Qué lejano parecía el siglo XXI allá por 1982. Lo suficiente para vaticinar sin despertar demasiado escepticismo que para cuando llegase el mes de noviembre del año 2019, los avances en robótica y tecnología habrían permitido la fabricación de dobles mecánicos idénticos a los seres humanos que se rebelarían contra una civilización totalitaria construida sobre cimientos de soledad, desconfianza, luces de neón y coches voladores propulsados por un espumoso gas blanquecino.
Además de los avances tecnológicos y de las cuestionables decisiones de indumentaria y peinado, muchas obras de ciencia ficción coinciden en el retrato de un futuro distópico en el que el ser humano ha sido sometido por una fuerza superior encarnada por la tecnología y la ciencia (“Matrix”, “Gattaca”, la serie “Black Mirror” …), o por sí mismo (“1984”, “V de Vendetta”, la reciente saga de “Los Juegos del Hambre” …). El patrón se repite cacofónicamente en todo tipo de obras: algunas lo justifican con una crítica social no muy sutil, y otras con una estridente alerta ecológica. Tanto es así que podríamos llegar a plantearnos si la base misma de la ciencia ficción radica en la desgracia de sus personajes.
Por otro lado, es evidente que ni Ridley Scott ni su talentoso equipo artístico buscaban hacer de “Blade Runner” un retrato milimétrico de lo que sería la vida humana en el futuro (el suyo, recordemos), pero sí resulta intrigante, cómo a pesar de haber escogido un marco contextual relativamente próximo, la audiencia digirió con tanta facilidad la verosimilitud de un futuro tan intrínsecamente inverosímil. Esto no se justifica con el contrato de credibilidad que firma cada espectador al encender el televisor o sentarse en su butaca, ya que se trata de algo que trasciende la mera visualización del film. Prueba de ello es ese aciago momento en el que llegan las fechas en las que se ambientan estos largometrajes futuristas y al comprobar que los estrafalarios artilugios que utilizaban sus atractivos intérpretes aún no han sido inventados, somos presa de una desgarradora decepción que paliamos con un par de twitts lastimeros. La gente albergaba un hálito de esperanza por que lo retratado en la película, ocurriera de verdad.

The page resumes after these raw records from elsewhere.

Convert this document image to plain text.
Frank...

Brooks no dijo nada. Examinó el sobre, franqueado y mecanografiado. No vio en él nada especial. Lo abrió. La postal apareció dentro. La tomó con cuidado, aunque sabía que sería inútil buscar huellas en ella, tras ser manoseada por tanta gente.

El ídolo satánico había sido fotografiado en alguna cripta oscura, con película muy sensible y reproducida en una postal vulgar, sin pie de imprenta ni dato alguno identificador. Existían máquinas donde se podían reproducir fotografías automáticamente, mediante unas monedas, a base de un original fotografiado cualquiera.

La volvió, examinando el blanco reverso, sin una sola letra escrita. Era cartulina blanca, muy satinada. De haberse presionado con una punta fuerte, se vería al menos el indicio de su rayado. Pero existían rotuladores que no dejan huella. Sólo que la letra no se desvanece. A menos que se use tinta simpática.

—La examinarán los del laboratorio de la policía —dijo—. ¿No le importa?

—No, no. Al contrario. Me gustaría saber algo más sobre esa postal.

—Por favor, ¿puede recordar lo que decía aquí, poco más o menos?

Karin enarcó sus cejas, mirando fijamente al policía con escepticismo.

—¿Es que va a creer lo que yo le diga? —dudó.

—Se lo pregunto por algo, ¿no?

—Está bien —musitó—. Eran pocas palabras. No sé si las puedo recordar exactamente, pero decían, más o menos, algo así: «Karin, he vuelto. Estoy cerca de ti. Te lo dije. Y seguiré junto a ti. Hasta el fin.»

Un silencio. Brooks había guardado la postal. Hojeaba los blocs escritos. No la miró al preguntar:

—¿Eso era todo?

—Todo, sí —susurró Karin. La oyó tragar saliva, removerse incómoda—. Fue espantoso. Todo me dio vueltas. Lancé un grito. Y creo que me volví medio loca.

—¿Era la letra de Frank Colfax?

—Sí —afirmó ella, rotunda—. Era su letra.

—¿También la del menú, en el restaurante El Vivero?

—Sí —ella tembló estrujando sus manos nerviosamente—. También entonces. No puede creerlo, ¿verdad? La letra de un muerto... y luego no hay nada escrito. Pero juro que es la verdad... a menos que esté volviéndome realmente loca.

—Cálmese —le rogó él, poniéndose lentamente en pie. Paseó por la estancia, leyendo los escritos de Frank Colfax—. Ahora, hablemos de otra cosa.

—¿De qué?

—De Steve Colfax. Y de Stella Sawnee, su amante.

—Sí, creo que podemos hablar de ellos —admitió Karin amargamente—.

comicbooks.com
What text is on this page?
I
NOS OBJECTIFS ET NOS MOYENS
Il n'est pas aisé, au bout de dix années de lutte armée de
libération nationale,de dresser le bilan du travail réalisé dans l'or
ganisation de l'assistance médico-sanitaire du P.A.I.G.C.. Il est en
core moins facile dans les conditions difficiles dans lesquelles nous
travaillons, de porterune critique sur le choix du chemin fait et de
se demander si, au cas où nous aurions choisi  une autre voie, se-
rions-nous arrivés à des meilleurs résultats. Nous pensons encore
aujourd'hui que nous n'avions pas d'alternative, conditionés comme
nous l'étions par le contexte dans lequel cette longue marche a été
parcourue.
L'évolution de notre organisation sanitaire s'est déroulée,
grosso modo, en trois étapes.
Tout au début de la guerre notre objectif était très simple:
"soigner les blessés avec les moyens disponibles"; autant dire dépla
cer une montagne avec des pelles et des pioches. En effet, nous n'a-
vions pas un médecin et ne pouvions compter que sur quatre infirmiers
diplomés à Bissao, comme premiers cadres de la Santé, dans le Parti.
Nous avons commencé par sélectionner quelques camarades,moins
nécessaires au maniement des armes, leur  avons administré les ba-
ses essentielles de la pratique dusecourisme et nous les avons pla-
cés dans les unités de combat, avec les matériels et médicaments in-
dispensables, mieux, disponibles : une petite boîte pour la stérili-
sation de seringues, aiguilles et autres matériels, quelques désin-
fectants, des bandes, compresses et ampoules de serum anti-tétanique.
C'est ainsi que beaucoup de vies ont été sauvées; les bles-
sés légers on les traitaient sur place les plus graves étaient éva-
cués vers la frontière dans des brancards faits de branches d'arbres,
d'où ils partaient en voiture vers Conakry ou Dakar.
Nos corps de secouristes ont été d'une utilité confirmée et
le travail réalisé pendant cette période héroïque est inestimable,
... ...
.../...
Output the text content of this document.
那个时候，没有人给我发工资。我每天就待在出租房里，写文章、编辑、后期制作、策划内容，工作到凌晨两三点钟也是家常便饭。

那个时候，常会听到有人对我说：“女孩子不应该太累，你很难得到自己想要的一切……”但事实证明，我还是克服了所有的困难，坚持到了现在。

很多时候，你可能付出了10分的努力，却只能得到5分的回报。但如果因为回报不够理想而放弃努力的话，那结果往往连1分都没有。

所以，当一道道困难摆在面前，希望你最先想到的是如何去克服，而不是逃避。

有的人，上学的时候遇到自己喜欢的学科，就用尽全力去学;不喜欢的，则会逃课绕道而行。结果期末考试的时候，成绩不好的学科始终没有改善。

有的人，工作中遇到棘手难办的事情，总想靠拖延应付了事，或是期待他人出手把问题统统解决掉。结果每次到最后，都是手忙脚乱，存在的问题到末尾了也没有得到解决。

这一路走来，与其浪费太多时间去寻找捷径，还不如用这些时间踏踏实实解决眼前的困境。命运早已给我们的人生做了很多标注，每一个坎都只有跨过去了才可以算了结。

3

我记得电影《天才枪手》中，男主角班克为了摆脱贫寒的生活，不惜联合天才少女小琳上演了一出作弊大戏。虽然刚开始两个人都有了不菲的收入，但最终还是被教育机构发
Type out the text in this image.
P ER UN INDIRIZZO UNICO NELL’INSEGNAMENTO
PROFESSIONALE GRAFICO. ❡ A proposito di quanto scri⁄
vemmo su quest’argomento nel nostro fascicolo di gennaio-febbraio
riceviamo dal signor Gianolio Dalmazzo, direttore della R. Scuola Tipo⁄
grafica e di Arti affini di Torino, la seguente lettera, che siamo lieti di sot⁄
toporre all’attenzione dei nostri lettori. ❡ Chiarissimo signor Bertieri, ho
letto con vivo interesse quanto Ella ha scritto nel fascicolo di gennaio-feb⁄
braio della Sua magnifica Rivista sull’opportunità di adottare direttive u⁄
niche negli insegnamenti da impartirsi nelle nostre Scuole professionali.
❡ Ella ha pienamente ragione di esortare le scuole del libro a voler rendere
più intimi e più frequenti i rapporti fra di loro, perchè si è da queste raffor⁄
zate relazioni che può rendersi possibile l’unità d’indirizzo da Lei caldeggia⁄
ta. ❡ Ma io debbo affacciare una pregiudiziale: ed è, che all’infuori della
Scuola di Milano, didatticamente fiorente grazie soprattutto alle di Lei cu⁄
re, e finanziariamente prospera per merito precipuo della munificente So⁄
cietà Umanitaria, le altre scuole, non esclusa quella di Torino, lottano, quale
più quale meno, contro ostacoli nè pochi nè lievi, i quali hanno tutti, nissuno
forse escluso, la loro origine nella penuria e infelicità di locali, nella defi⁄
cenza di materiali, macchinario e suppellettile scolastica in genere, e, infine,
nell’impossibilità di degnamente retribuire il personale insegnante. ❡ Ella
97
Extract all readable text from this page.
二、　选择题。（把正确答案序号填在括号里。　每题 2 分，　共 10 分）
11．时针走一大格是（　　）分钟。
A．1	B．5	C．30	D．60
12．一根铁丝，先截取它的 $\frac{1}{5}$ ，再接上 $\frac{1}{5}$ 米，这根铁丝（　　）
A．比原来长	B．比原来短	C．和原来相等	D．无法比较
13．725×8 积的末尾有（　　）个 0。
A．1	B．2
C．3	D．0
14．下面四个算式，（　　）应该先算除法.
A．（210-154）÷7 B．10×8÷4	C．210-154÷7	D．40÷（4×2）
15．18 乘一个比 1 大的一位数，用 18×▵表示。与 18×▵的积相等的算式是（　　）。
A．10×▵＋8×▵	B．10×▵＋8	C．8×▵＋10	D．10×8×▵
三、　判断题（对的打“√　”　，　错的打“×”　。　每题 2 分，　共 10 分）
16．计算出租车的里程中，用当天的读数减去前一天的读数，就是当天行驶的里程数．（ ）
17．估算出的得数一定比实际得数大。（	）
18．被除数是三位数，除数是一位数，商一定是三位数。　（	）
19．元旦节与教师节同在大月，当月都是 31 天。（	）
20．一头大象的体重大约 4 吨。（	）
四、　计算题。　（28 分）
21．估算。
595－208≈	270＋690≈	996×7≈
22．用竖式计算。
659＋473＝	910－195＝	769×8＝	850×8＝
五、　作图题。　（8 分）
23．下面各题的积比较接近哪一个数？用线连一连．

Las películas futuristas dibujan una realidad hipotética que satisface la fascinación del espectador con los misteriosos entresijos del porvenir. Se trata de una ventana hacia un mundo venidero casi tan mágico como el que traza el género de la fantasía, aunque salvaguarda un resquicio de veracidad. Resquicio al que muchos nos aferramos guiados por nuestra inherente tendencia a soñar con que las historias que nos apasionan pueden hacerse realidad. En consecuencia, y arriesgándome de ser tildado de pérfido cursilón, propongo pasar por alto la ordinariez de este 2019 que ratifica la irrealidad del clásico que hoy nos ocupa, y seguir soñando… ya sea con individuos engominados y disfrazados con gafas de sol y gabardinas de cuero, con justicieros con caretas blancas y sombreros de ala ancha, o con replicantes Nexus 6 y los Blade Runners.